There are 6 billion human beings on this planet, and the vast majority of them would recognize Coca-Cola, McDonald’s, and Nike by sight. Chances are that you will never be able to elevate your company’s brand to this level of worldwide recognition, but by following some basic principles of branding you can build a strong identity for your company within your own niche market. If a potential client recognizes your company name or logo before they reach your website or dial your phone number, they are at least twice as likely to purchase your product or contract your services.


So what can you do to make sure that your company gains brand recognition within your niche market? Listed below are a few suggestions that are proven to work for companies large and small.

Suggestion #1 – Decide on your final branding images today and never change them. Many companies change their logo every time design fads change, which is an enormous mistake. You can never build brand recognition if your brand is always changing.
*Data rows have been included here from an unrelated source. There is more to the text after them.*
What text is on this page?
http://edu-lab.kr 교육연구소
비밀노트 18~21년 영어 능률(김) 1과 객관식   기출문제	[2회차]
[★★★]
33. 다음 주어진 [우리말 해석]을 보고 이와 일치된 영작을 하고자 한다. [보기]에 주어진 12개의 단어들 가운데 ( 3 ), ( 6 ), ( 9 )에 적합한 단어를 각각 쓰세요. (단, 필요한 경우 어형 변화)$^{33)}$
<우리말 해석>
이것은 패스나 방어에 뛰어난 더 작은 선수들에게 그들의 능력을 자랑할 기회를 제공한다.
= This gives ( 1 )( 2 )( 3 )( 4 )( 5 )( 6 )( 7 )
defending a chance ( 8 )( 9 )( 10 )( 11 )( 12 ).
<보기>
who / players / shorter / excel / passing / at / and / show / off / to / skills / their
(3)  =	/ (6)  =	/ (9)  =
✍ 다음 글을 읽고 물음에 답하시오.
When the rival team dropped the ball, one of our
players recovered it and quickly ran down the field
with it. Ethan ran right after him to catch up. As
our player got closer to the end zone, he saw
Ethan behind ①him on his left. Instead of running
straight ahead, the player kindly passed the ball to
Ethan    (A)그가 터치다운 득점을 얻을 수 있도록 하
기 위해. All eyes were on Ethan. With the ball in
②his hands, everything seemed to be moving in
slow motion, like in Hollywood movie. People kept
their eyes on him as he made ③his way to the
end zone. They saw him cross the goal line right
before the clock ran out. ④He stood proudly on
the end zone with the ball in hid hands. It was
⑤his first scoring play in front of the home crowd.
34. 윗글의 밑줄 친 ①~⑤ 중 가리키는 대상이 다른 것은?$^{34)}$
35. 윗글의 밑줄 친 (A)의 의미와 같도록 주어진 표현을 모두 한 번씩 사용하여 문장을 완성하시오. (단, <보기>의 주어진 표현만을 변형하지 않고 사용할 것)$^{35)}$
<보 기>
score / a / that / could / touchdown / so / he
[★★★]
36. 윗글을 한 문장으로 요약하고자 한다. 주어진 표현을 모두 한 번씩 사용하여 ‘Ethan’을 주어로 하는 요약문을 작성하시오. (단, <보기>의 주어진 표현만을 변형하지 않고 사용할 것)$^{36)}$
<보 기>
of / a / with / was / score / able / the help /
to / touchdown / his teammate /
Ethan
The funny thing about design fads is that they always come full circle. If your logo is out of style today, it may be back in style tomorrow, so don’t change it.

I always recommend using a simple design with a few simple colors. The more simple and clean your design is, the less likely it is that your design will go out of style in a few years. Creating a timeless logo and sticking with it is the best way to increase brand awareness.

Suggestion #2 – Include your logo on every business-related document you possibly can. Any time it makes sense to include your logo instead of your company name, do it. This includes articles, financial documents, letterhead, envelopes, promotional literature, and catalogs. If you sell products, make sure you brand them well with your company logo. Many companies even choose to brand their employees by insisting that they wear polo shirts with the company logo on their chest. I probably wouldn’t take it that far, but be sure to use your logo once you’ve spent the time to design it.

Suggestion #3 – Promote your company’s brand at niche trade shows. There’s no better way to get your company’s brand out there in your industry than by exhibiting at a trade show. Find a trade show that caters to your target audience, and have a professional exhibit designer create a trade show exhibit that fits with your company’s brand. At the trade show, pass out business cards, promotional items, and trade show literature that is covered with your company logo. In a matter of days, everyone who is anyone in your industry will be exposed to your marketing material.

In Conclusion

Managing your company’s brand can be a daunting task. Many companies hire professional marketing firms to handle all aspects of their branding. Marketing firms understand the challenges associated with building a brand identity, and they can help you make a lasting impression on your niche market with a powerful brand portfolio.